Lo rivela la neuropediatra brasiliana Vanessa Van Der Linden, la prima ad aver associato l'aumento dei casi di microcefalia al virus Zika nello stato brasiliano di Pernambuco, il più colpito dall'epidemia.

"Dopo sei mesi, riesco a distinguere i bambini la cui malformazione dipende dal virus da una caratteristica non comune negli altri: l'irritabilità. Alcuni piangono quasi 24 ore al giorno ed hanno i riflessi molto pronti: a qualsiasi tipo di rumore si impauriscono", spiega la dottoressa Van Der Linden, primaria all'ospedale Barao de Lucena di Recife, al sito Uol. Un altro problema che i medici stanno osservando è l'epilessia, a partire dai due mesi di vita. Mentre quello che sembra un tratto comune nei casi legati al virus è la artrogriposi multipla congenita, una condizione clinica caratterizzata da rigidità articolare.

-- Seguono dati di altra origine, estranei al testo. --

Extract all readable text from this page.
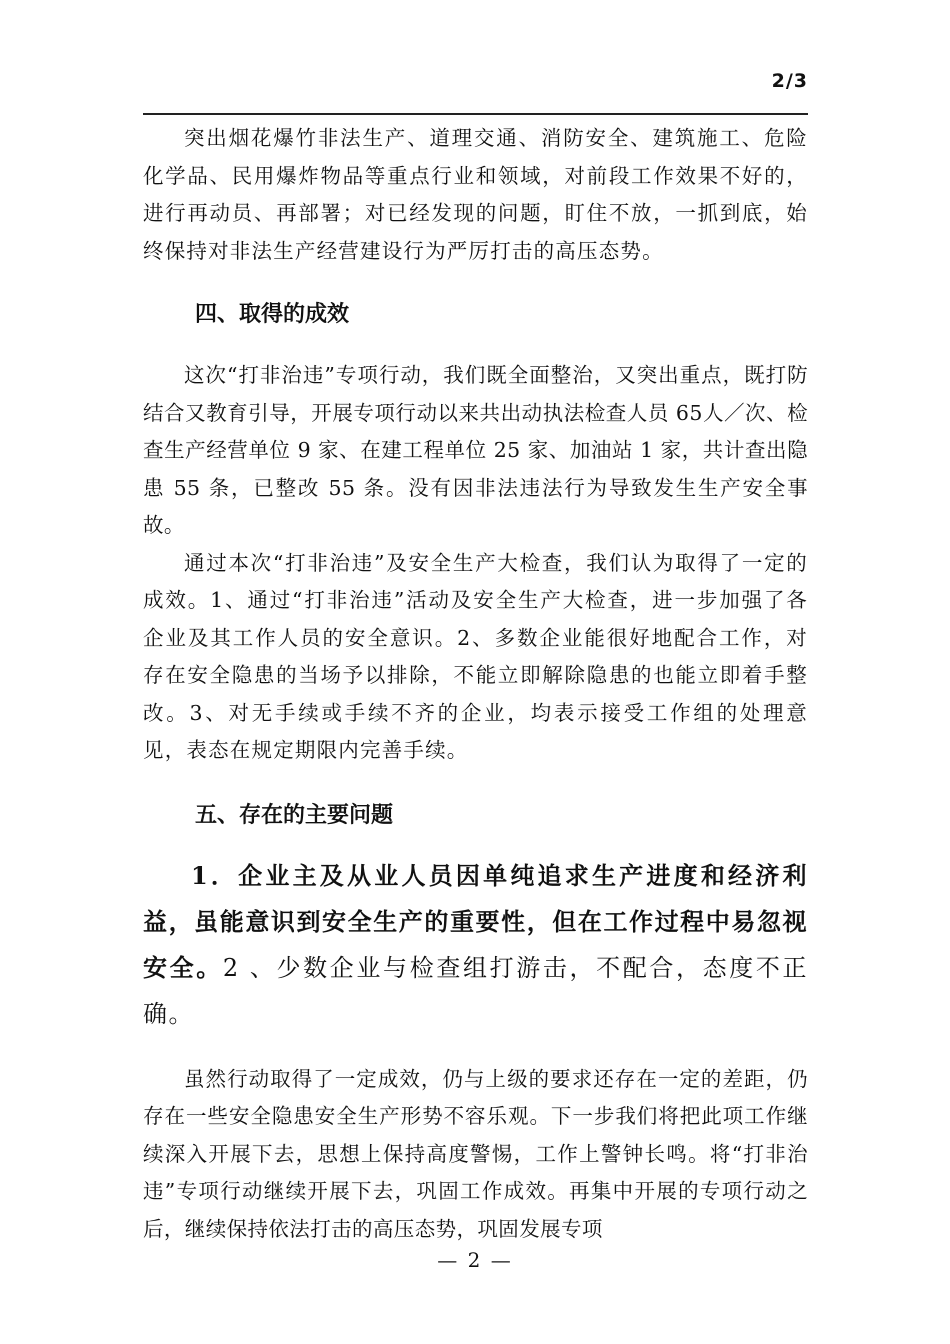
2/3

突出烟花爆竹非法生产、道理交通、消防安全、建筑施工、危险化学品、民用爆炸物品等重点行业和领域，对前段工作效果不好的，进行再动员、再部署；对已经发现的问题，盯住不放，一抓到底，始终保持对非法生产经营建设行为严厉打击的高压态势。

四、取得的成效

这次“打非治违”专项行动，我们既全面整治，又突出重点，既打防结合又教育引导，开展专项行动以来共出动执法检查人员 65人／次、检查生产经营单位 9 家、在建工程单位 25 家、加油站 1 家，共计查出隐患 55 条，已整改 55 条。没有因非法违法行为导致发生生产安全事故。

通过本次“打非治违”及安全生产大检查，我们认为取得了一定的成效。1、通过“打非治违”活动及安全生产大检查，进一步加强了各企业及其工作人员的安全意识。2、多数企业能很好地配合工作，对存在安全隐患的当场予以排除，不能立即解除隐患的也能立即着手整改。3、对无手续或手续不齐的企业，均表示接受工作组的处理意见，表态在规定期限内完善手续。

五、存在的主要问题

1．企业主及从业人员因单纯追求生产进度和经济利益，虽能意识到安全生产的重要性，但在工作过程中易忽视安全。2 、少数企业与检查组打游击，不配合，态度不正确。

虽然行动取得了一定成效，仍与上级的要求还存在一定的差距，仍存在一些安全隐患安全生产形势不容乐观。下一步我们将把此项工作继续深入开展下去，思想上保持高度警惕，工作上警钟长鸣。将“打非治违”专项行动继续开展下去，巩固工作成效。再集中开展的专项行动之后，继续保持依法打击的高压态势，巩固发展专项

— 2 —
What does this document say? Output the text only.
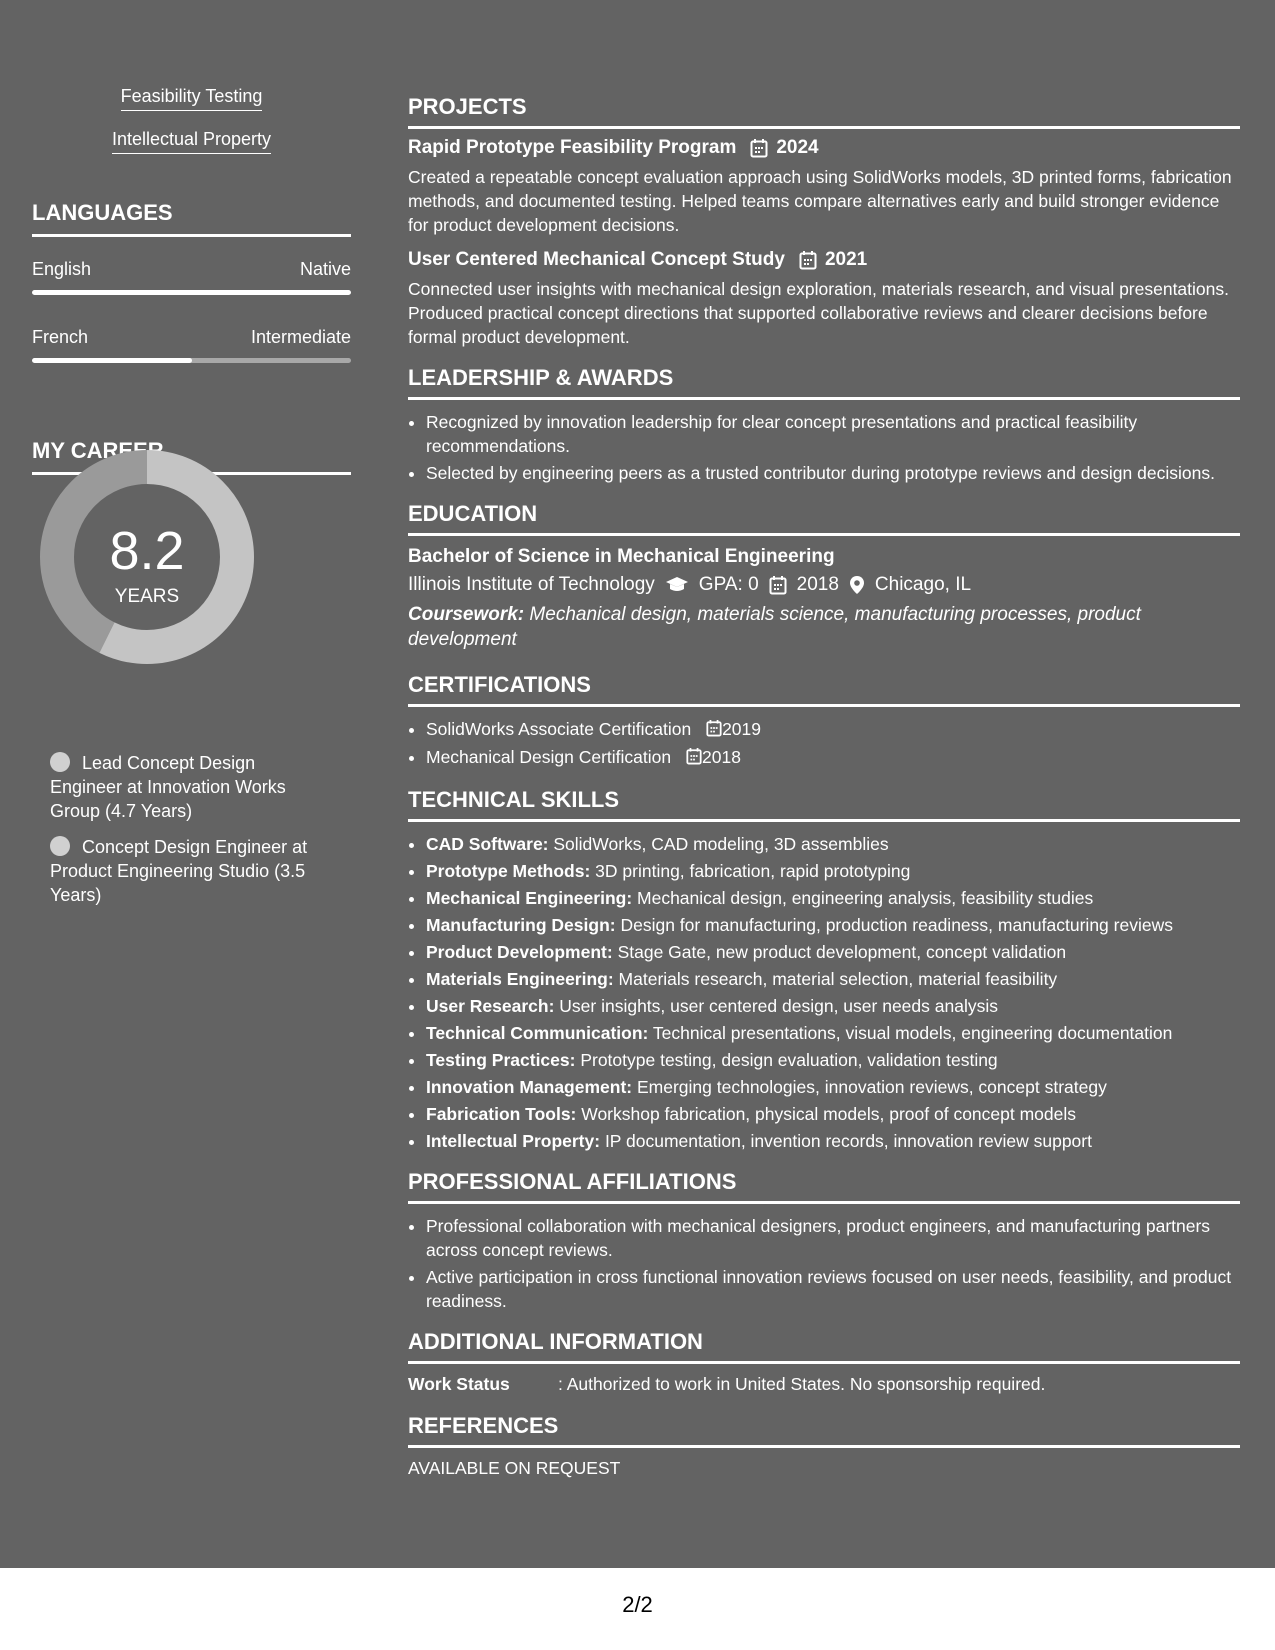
Feasibility Testing
Intellectual Property
LANGUAGES
English	Native
French	Intermediate
MY CAREER
Lead Concept Design Engineer at Innovation Works Group (4.7 Years)
Concept Design Engineer at Product Engineering Studio (3.5 Years)
8.2
YEARS
PROJECTS
Rapid Prototype Feasibility Program 2024

Created a repeatable concept evaluation approach using SolidWorks models, 3D printed forms, fabrication methods, and documented testing. Helped teams compare alternatives early and build stronger evidence for product development decisions.

User Centered Mechanical Concept Study 2021

Connected user insights with mechanical design exploration, materials research, and visual presentations. Produced practical concept directions that supported collaborative reviews and clearer decisions before formal product development.

LEADERSHIP & AWARDS
• Recognized by innovation leadership for clear concept presentations and practical feasibility recommendations.
• Selected by engineering peers as a trusted contributor during prototype reviews and design decisions.
EDUCATION
Bachelor of Science in Mechanical Engineering
Illinois Institute of Technology GPA: 0 2018 Chicago, IL
Coursework: Mechanical design, materials science, manufacturing processes, product development
CERTIFICATIONS
• SolidWorks Associate Certification 2019
• Mechanical Design Certification 2018
TECHNICAL SKILLS
• CAD Software: SolidWorks, CAD modeling, 3D assemblies
• Prototype Methods: 3D printing, fabrication, rapid prototyping
• Mechanical Engineering: Mechanical design, engineering analysis, feasibility studies
• Manufacturing Design: Design for manufacturing, production readiness, manufacturing reviews
• Product Development: Stage Gate, new product development, concept validation
• Materials Engineering: Materials research, material selection, material feasibility
• User Research: User insights, user centered design, user needs analysis
• Technical Communication: Technical presentations, visual models, engineering documentation
• Testing Practices: Prototype testing, design evaluation, validation testing
• Innovation Management: Emerging technologies, innovation reviews, concept strategy
• Fabrication Tools: Workshop fabrication, physical models, proof of concept models
• Intellectual Property: IP documentation, invention records, innovation review support
PROFESSIONAL AFFILIATIONS
• Professional collaboration with mechanical designers, product engineers, and manufacturing partners across concept reviews.
• Active participation in cross functional innovation reviews focused on user needs, feasibility, and product readiness.
ADDITIONAL INFORMATION
Work Status	: Authorized to work in United States. No sponsorship required.
REFERENCES
AVAILABLE ON REQUEST
2/2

"Non si tratta di un problema articolare ma è neurologico, causato dai pochi movimenti compiuti nella pancia della madre. È come tenere un braccio ingessato per nove mesi: quando si leva il gesso il braccio è rigido", spiega la dottoressa, secondo la quale i bambini con altri tipi di microcefalia non presentano gli stessi sintomi. "È qualcosa di ben diverso dalle altre microcefalie infettive. Forse Zika ha una predilezione speciale per i neuroni", ha ipotizzato la dottoressa brasiliana.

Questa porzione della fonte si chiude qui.